27 Ağustos 2015 Perşembe

Aral Gölünün Sonu

ölümüne yol açan karar verilmeden önce Aral gölü dünyanın en büyük dördüncü gölüydü. 1960 lı yıllarda yöneticiler, özbekistan, türkmenistan ve kazakistan ı pamuk üretim merkezi ilan etti. bu karar aral gölü için sonun başlangıcı oldu. bölgenin kurak bir iklimi vardı. bu nedenle pamuk tarlalarının sulanması gerekiyordu. aral gölü nün can damarı olan ceyhun ve seyhun nehirlerinin suları kesilerek pamuk tarlalarının sulanması için kullanılacaktı. büyük bölümü özbekistan sınırları içinde yer alan turan ovası nda dev sulama kanalları açıldı. ilk başlarda her şey iyi gitti. özbekistan, pamuk üretiminde dünya birinciliğine kadar ulaştı. bölgenin nüfusu da 14 milyondan 27 milyona kadar çıktı. ancak kısa zamanda elde edilen kazancın ağır faturası da ortaya çıkmaya başladı. bölgedeki su dengeleri bozuldu. tarım alanlarını sulamada kullanılan küçük akarsuların birçoğu ceyhun ve seyhun nehirlerine ulaşamaz oldu. bilinçsiz sulama ve sızdıran kanallar nedeniyle tarım alanları tuzlanarak çoraklaşmaya başladı.

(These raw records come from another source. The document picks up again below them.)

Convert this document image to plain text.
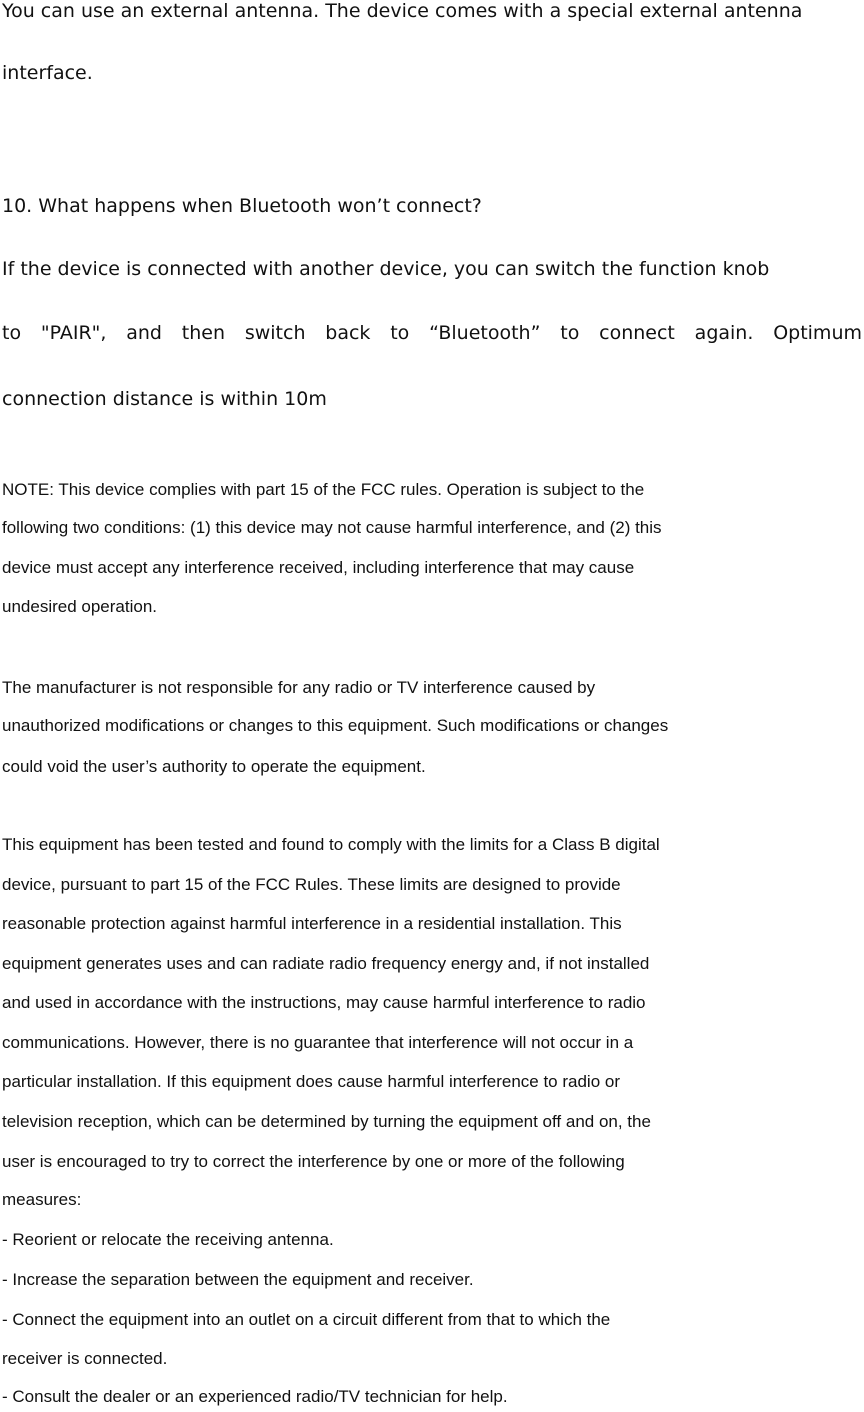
You can use an external antenna. The device comes with a special external antenna
interface.
10. What happens when Bluetooth won’t connect?
If the device is connected with another device, you can switch the function knob
to "PAIR", and then switch back to “Bluetooth” to connect again. Optimum
connection distance is within 10m
NOTE: This device complies with part 15 of the FCC rules. Operation is subject to the
following two conditions: (1) this device may not cause harmful interference, and (2) this
device must accept any interference received, including interference that may cause
undesired operation.
The manufacturer is not responsible for any radio or TV interference caused by
unauthorized modifications or changes to this equipment. Such modifications or changes
could void the user’s authority to operate the equipment.
This equipment has been tested and found to comply with the limits for a Class B digital
device, pursuant to part 15 of the FCC Rules. These limits are designed to provide
reasonable protection against harmful interference in a residential installation. This
equipment generates uses and can radiate radio frequency energy and, if not installed
and used in accordance with the instructions, may cause harmful interference to radio
communications. However, there is no guarantee that interference will not occur in a
particular installation. If this equipment does cause harmful interference to radio or
television reception, which can be determined by turning the equipment off and on, the
user is encouraged to try to correct the interference by one or more of the following
measures:
- Reorient or relocate the receiving antenna.
- Increase the separation between the equipment and receiver.
- Connect the equipment into an outlet on a circuit different from that to which the
receiver is connected.
- Consult the dealer or an experienced radio/TV technician for help.
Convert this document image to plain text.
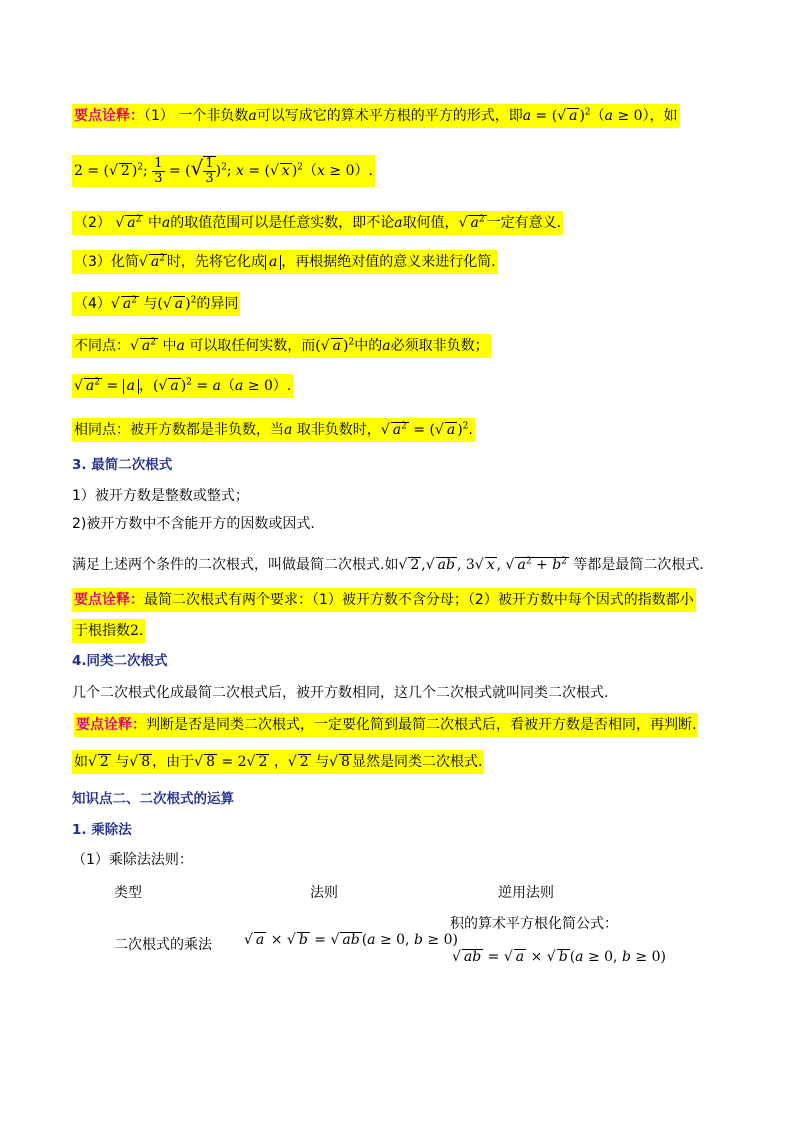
要点诠释：（1） 一个非负数a可以写成它的算术平方根的平方的形式，即a = (√ a )$^2$（a ≥ 0），如
2 = (√ 2 )$^2$; $\frac{1}{3}$ = (√ $\frac{1}{3} )^2$; x = (√ x )$^2$（x ≥ 0）.
（2） √ $a^2$ 中a的取值范围可以是任意实数，即不论a取何值，√ $a^2$ 一定有意义.
（3）化简√ $a^2$ 时，先将它化成 a ，再根据绝对值的意义来进行化简.
（4）√ $a^2$ 与(√ a )$^2$的异同
不同点：√ $a^2$ 中a 可以取任何实数，而(√ a )$^2$中的a必须取非负数；
√ $a^2 = a$ ，(√ a )$^2$ = a（a ≥ 0）.
相同点：被开方数都是非负数，当a 取非负数时，√ $a^2$ = (√ a )$^2$.
3. 最简二次根式
1）被开方数是整数或整式；
2)被开方数中不含能开方的因数或因式.
满足上述两个条件的二次根式，叫做最简二次根式.如√ 2 ,√ ab , 3√ x , √ $a^2 + b^2$ 等都是最简二次根式.
要点诠释：最简二次根式有两个要求：（1）被开方数不含分母；（2）被开方数中每个因式的指数都小
于根指数2.
4.同类二次根式
几个二次根式化成最简二次根式后，被开方数相同，这几个二次根式就叫同类二次根式.
要点诠释：判断是否是同类二次根式，一定要化简到最简二次根式后，看被开方数是否相同，再判断.
如√ 2 与√ 8 ，由于√ 8 = 2√ 2 ，√ 2 与√ 8 显然是同类二次根式.
知识点二、二次根式的运算
1. 乘除法
（1）乘除法法则：
类型	法则	逆用法则
积的算术平方根化简公式：
二次根式的乘法 √ a × √ b = √ ab (a ≥ 0, b ≥ 0)
√ ab = √ a × √ b (a ≥ 0, b ≥ 0)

ceyhun ve seyhun nehirlerinin sularının kesilmesi aral gölü için de tam bir felakat oldu. yeterli su gelmediğinden göl kurumaya başladı. 20 yıl içinde, göl yüzde kırkını kaybetti. göl kıyısında bulunan bazı yerleşim yerleri sahilden 70-80 kilometre uzakta kaldı. bugün, göl ikiye hatta üçe bölünmek üzeredir.
göldeki balıkçılık ve ulaşım faaliyetleri daha 1975 yılında son erdi. gölde mineral ve tuz oranı arttığından 200 kadar canlı türü yok oldu. bugün gölde, ticari değeri olmayan birkaç çeşit balık tutulabilmektedir. gemi ve tersanelerde çalışan ya da balıkçılıkla geçinen binlerce aile de işsiz kalmış durumdadır.
göl alanının küçülmesiyle birlikte bölgenin iklimi de değişmeye başladı. göl çevresindeki ılıman iklim giderek sertleşti. yazları kısa ve kurak, kışları uzun ve soğuk geçen karasal iklime dönüştü. bölgede yılın neredeyse üç ayı kum fırtınalarıyla geçmeye başladı. bu fırtınalar gölün kuruyan yatağındaki tuzlu kumları 250 kilometre uzağa kadar taşıyabilmektedir. bu da insan sağlığı açısından büyük sorunlara yol açmaktadır. bölgede kansızlık, kanser, astım, bronşit. böbrek ve akciğer hastalıkları neredeyse 30 kat artmış durumdadır. bebek ölümü oranında ise bölge dünyada birinci sıraya yükselmiştir.